Everywhere in Japan is known for something. Yesterday, I mentioned Sendai's "love" of beef tongue. Hokkaido has dairy, produce, and seafood. Kushikatsu in Osaka is delicious.
Utsunomiya, a small city north of Tokyo, is known for gyoza. For those who don't know, gyoza is the Japanese name for fried dumplings. They usually contain pork, cabbage, onion, and some other ingredients for flavor.
The place we went to had a plate of 12 gyoza pieces, with 12 different flavors. They were all good, and if I have the opportunity to stop on the way I'll do it again. But I wouldn't recommend going all the way to Utsunomiya just for fried pork dumplings.
Utsunomiya has a few sights around town, and a jazz scene of sorts. It's also a transfer point for JR riders to get to Nikko, so it can serve as a dinner stop on the way back to Tokyo. Note that tourists looking to go to Nikko and not using a JR Rail Pass should probably use the Tobu line from Asakusa. It's faster and cheaper and the Tobu Nikko station is closer to the sights. The bullet train to Utsunomiya takes under an hour from Tokyo Station; using local trains takes two hours. Utsunomiya's modest sights include a shrine, a cathedral, a park, and a reconstructed castle.

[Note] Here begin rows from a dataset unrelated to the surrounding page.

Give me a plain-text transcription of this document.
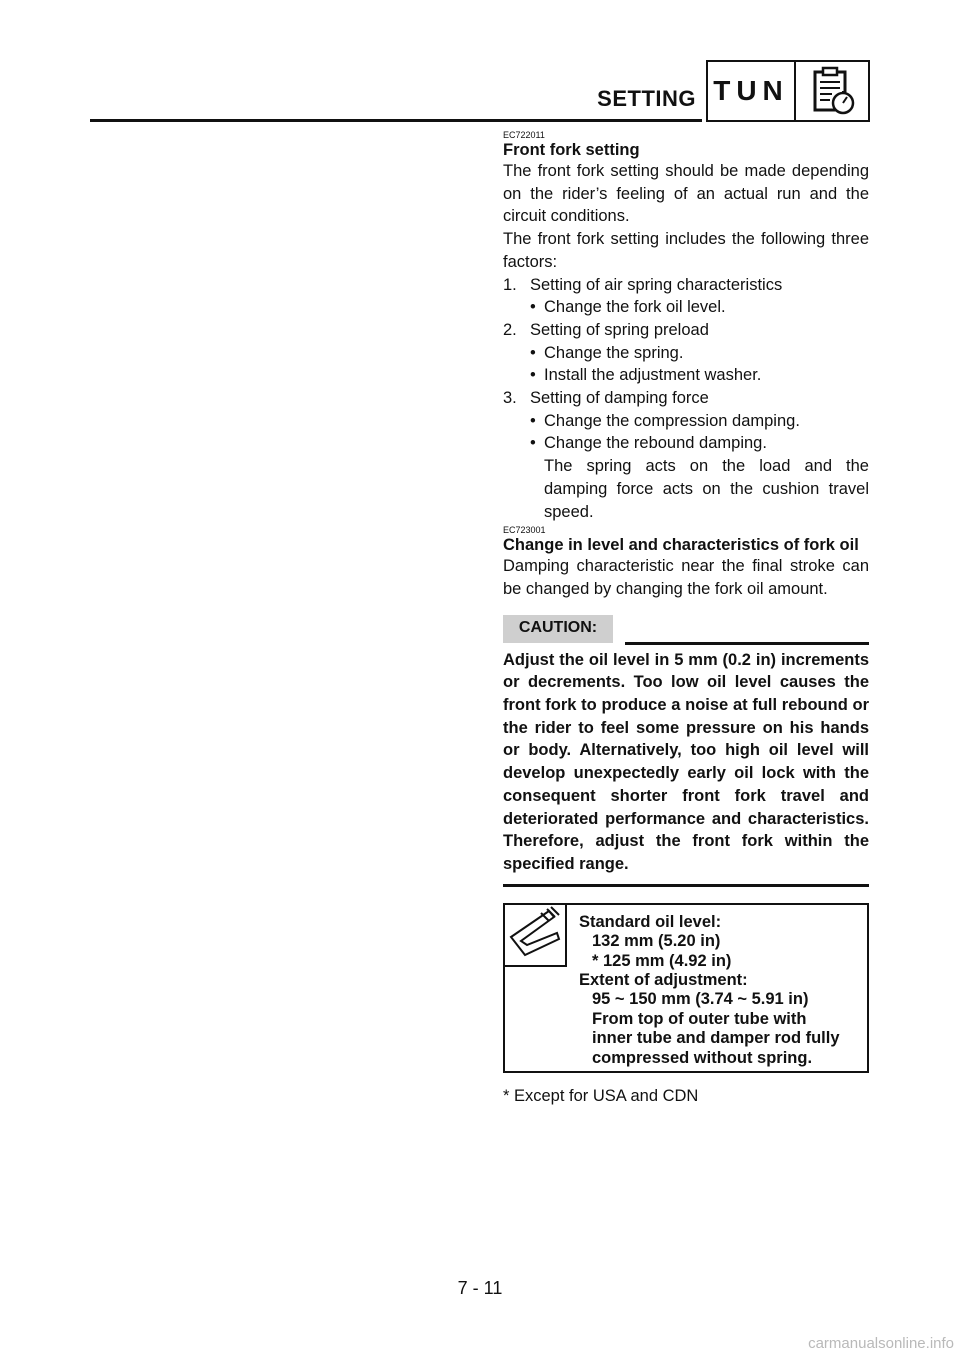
SETTING TUN
EC722011
Front fork setting
The front fork setting should be made depending on the rider’s feeling of an actual run and the circuit conditions.
The front fork setting includes the following three factors:
1. Setting of air spring characteristics
• Change the fork oil level.
2. Setting of spring preload
• Change the spring.
• Install the adjustment washer.
3. Setting of damping force
• Change the compression damping.
• Change the rebound damping.
The spring acts on the load and the damping force acts on the cushion travel speed.
EC723001
Change in level and characteristics of fork oil
Damping characteristic near the final stroke can be changed by changing the fork oil amount.
CAUTION:
Adjust the oil level in 5 mm (0.2 in) increments or decrements. Too low oil level causes the front fork to produce a noise at full rebound or the rider to feel some pressure on his hands or body. Alternatively, too high oil level will develop unexpectedly early oil lock with the consequent shorter front fork travel and deteriorated performance and characteristics. Therefore, adjust the front fork within the specified range.
Standard oil level:
132 mm (5.20 in)
* 125 mm (4.92 in)
Extent of adjustment:
95 ~ 150 mm (3.74 ~ 5.91 in)
From top of outer tube with
inner tube and damper rod fully
compressed without spring.
* Except for USA and CDN
7 - 11
carmanualsonline.info
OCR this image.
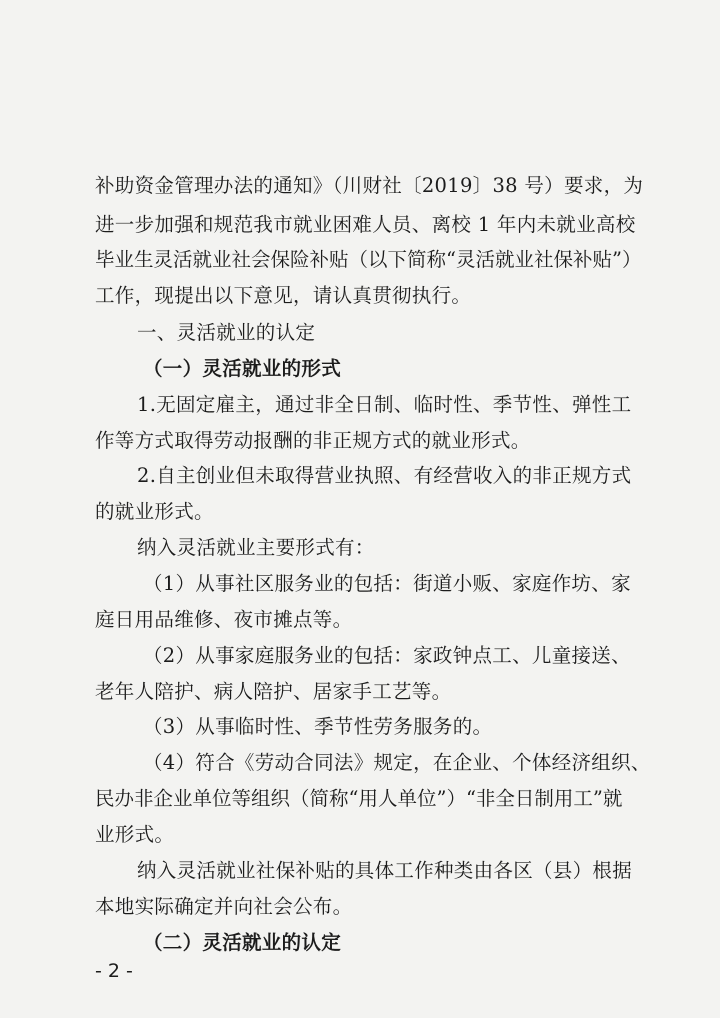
补助资金管理办法的通知》（川财社〔2019〕38 号）要求，为
进一步加强和规范我市就业困难人员、离校 1 年内未就业高校
毕业生灵活就业社会保险补贴（以下简称“灵活就业社保补贴”）
工作，现提出以下意见，请认真贯彻执行。
一、灵活就业的认定
（一）灵活就业的形式
1.无固定雇主，通过非全日制、临时性、季节性、弹性工
作等方式取得劳动报酬的非正规方式的就业形式。
2.自主创业但未取得营业执照、有经营收入的非正规方式
的就业形式。
纳入灵活就业主要形式有：
（1）从事社区服务业的包括：街道小贩、家庭作坊、家
庭日用品维修、夜市摊点等。
（2）从事家庭服务业的包括：家政钟点工、儿童接送、
老年人陪护、病人陪护、居家手工艺等。
（3）从事临时性、季节性劳务服务的。
（4）符合《劳动合同法》规定，在企业、个体经济组织、
民办非企业单位等组织（简称“用人单位”）“非全日制用工”就
业形式。
纳入灵活就业社保补贴的具体工作种类由各区（县）根据
本地实际确定并向社会公布。
（二）灵活就业的认定
- 2 -
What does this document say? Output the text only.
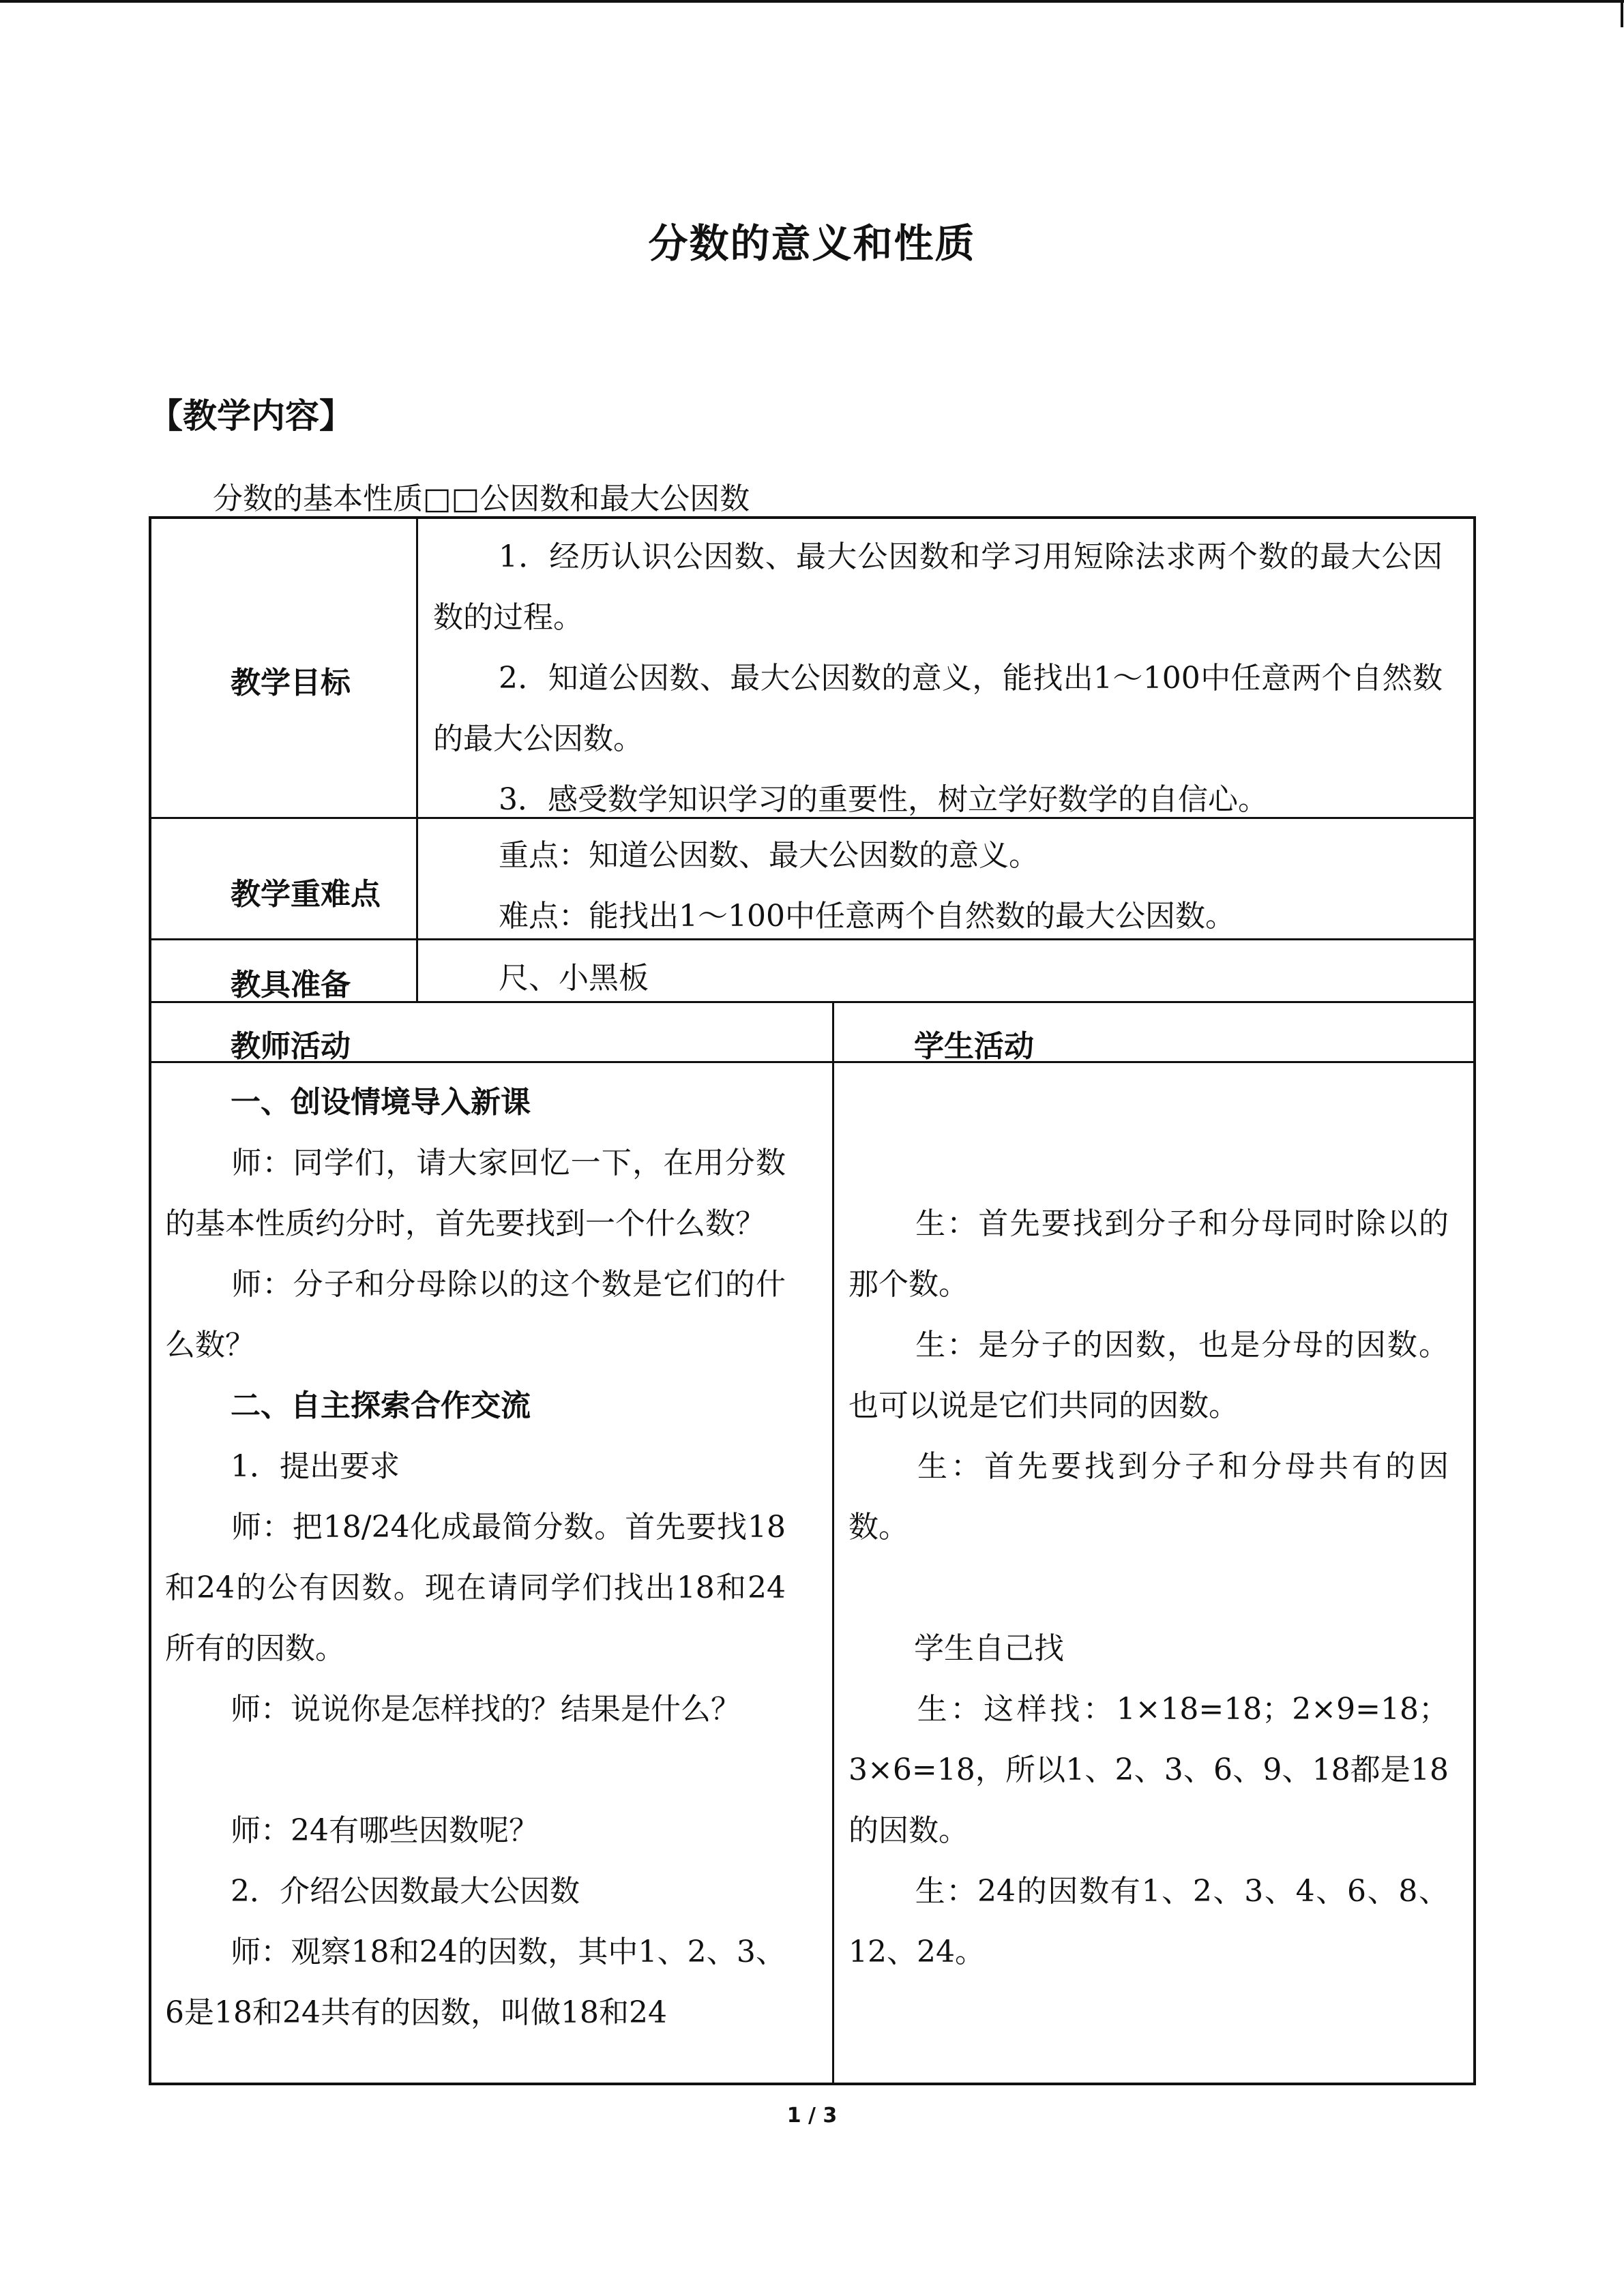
分数的意义和性质
【教学内容】
分数的基本性质□□公因数和最大公因数
教学目标
1．经历认识公因数、最大公因数和学习用短除法求两个数的最大公因数的过程。
2．知道公因数、最大公因数的意义，能找出1～100中任意两个自然数的最大公因数。
3．感受数学知识学习的重要性，树立学好数学的自信心。
教学重难点
重点：知道公因数、最大公因数的意义。
难点：能找出1～100中任意两个自然数的最大公因数。
教具准备	尺、小黑板
教师活动	学生活动
一、创设情境导入新课
师：同学们，请大家回忆一下，在用分数的基本性质约分时，首先要找到一个什么数？
师：分子和分母除以的这个数是它们的什么数？
二、自主探索合作交流
1．提出要求
师：把18/24化成最简分数。首先要找18和24的公有因数。现在请同学们找出18和24所有的因数。
师：说说你是怎样找的？结果是什么？
师：24有哪些因数呢？
2．介绍公因数最大公因数
师：观察18和24的因数，其中1、2、3、6是18和24共有的因数，叫做18和24
生：首先要找到分子和分母同时除以的那个数。
生：是分子的因数，也是分母的因数。也可以说是它们共同的因数。
生：首先要找到分子和分母共有的因数。
学生自己找
生：这样找：1×18=18；2×9=18；3×6=18，所以1、2、3、6、9、18都是18的因数。
生：24的因数有1、2、3、4、6、8、12、24。
1 / 3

If you are traveling between Tokyo and Sendai or further, you should be able to leave the train in Utsunomiya for a while and catch a later train for the rest of your journey. There are some restrictions especially with reserved seats and it depends on the distance you're traveling; it is best to check with an English-speaking attendant to be sure, and for details on how to do this.